De notre malheur, que personne ne se moque,
Mais priez Dieu que tous nous veuille absoudre !

Si nous vous appelons frères, vous n'en devez
Avoir dédain, bien que nous ayons été tués
Par justice. Toutefois vous savez
Que tous les hommes n'ont pas l'esprit bien rassis.
Excusez-nous, puisque nous sommes trépassés,
Auprès du fils de la Vierge Marie,
De façon que sa grâce ne soit pas tarie pour nous,
Et qu'il nous préserve de la foudre infernale.
Nous sommes morts, que personne ne nous tourmente,
Mais priez Dieu que tous nous veuille absoudre !

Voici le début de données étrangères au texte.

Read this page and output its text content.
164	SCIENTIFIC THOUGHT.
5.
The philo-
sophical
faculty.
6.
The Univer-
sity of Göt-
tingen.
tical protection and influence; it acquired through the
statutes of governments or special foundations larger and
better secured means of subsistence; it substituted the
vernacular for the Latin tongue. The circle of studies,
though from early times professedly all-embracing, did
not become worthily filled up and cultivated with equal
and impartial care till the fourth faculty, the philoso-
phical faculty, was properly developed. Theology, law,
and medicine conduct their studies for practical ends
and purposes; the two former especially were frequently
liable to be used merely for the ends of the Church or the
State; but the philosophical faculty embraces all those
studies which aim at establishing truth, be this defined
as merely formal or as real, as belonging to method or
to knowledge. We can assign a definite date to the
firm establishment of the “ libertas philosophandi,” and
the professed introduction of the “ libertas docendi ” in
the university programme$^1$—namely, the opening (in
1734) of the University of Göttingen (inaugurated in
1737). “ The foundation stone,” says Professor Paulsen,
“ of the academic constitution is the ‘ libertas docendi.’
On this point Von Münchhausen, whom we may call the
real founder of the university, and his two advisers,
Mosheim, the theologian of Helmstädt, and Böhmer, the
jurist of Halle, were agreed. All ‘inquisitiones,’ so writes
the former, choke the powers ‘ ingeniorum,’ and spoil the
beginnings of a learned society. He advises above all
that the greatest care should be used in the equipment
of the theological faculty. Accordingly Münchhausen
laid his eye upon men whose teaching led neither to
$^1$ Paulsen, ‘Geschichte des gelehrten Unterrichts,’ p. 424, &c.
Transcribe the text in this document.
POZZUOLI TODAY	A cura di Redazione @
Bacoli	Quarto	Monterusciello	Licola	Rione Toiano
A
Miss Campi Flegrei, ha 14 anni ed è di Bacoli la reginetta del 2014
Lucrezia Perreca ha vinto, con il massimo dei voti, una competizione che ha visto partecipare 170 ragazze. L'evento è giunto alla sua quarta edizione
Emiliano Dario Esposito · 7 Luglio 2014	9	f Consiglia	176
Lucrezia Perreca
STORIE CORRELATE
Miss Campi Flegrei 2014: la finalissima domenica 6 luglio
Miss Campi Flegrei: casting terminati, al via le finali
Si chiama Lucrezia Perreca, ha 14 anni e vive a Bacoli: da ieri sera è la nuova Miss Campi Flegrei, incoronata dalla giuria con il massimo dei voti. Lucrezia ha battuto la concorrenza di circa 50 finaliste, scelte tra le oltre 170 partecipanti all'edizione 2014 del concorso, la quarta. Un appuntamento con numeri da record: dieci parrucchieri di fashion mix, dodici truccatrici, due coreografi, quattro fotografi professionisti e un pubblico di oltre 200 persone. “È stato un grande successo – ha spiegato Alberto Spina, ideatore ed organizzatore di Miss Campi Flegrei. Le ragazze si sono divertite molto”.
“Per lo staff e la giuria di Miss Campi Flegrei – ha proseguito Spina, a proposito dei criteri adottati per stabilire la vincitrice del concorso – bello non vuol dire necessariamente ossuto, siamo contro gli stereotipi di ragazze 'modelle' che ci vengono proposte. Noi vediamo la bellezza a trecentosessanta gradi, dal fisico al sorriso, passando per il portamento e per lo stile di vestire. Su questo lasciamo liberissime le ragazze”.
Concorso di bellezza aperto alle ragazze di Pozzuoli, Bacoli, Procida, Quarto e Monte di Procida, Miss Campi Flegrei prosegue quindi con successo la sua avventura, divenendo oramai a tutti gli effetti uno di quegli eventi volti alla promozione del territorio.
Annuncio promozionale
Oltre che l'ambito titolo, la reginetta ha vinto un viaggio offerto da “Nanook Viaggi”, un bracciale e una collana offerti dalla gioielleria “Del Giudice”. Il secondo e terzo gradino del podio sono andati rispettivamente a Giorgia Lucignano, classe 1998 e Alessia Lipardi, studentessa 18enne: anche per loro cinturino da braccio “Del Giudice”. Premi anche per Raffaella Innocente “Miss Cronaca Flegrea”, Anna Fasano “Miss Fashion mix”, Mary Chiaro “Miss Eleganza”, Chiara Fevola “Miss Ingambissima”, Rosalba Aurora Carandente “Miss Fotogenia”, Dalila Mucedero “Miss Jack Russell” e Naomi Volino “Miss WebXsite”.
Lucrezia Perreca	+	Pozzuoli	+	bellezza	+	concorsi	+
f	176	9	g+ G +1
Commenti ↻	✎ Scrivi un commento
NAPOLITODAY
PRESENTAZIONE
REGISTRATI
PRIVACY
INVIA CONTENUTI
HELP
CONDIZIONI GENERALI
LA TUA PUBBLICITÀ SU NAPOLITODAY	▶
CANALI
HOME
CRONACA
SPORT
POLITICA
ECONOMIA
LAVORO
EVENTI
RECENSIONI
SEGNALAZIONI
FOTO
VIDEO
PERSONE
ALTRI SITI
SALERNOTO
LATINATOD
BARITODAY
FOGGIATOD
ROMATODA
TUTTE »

La pluie nous a lessivés et lavés
Et le soleil nous a séchés et noircis ;
Pies, corbeaux nous ont crevé les yeux,
Et arraché la barbe et les sourcils.
Jamais un seul instant nous ne sommes assis ;
De ci de là, selon que le vent tourne,
Il ne cesse de nous ballotter à son gré,
Plus becquetés d'oiseaux que dés à coudre.
Ne soyez donc de notre confrérie,
Mais priez Dieu que tous nous veuille absoudre !

Prince Jésus qui a puissance sur tous,
Fais que l'enfer n'ait sur nous aucun pouvoir :
N'ayons rien à faire ou à solder avec lui.
Hommes, ici pas de plaisanterie,
Mais priez Dieu que tous nous veuille absoudre.


Concernant ce poème faisant appel à la charité chrétienne, il existe une anecdote qui n'est qu'une théorie de plus sur les circonstances de sa genèse, mais qui est des plus plaisantes :
Suite à plusieurs larcins, Villon fut emprisonné plusieurs fois, et même libéré une fois par le roi.
Mais on l'avait à l"œil comme récidiviste. Présent lors d'une rixe à Paris où un notaire pontifical, Maître Ferrebouc, trouve la mort, c'est à lui qu'on fait porter le chapeau (alors qu'il était probablement innocent de ce crime), et il se retrouve emprisonné et condamné au gibet.
Ce serait dans sa geôle qu'il aurait écrit cette ballade et l'aurait faite porter au roi de France (Louis XI, au trône depuis moins de deux ans à l'époque) qui, fin lettré, et touché par l'éloquence du poème, aurait accepté de le grâcier de la potence : il n'écope que d'un bannissement de la ville pendant 10 ans.
À partir de cet événement, on ignore ce qu'est devenu le poète maudit.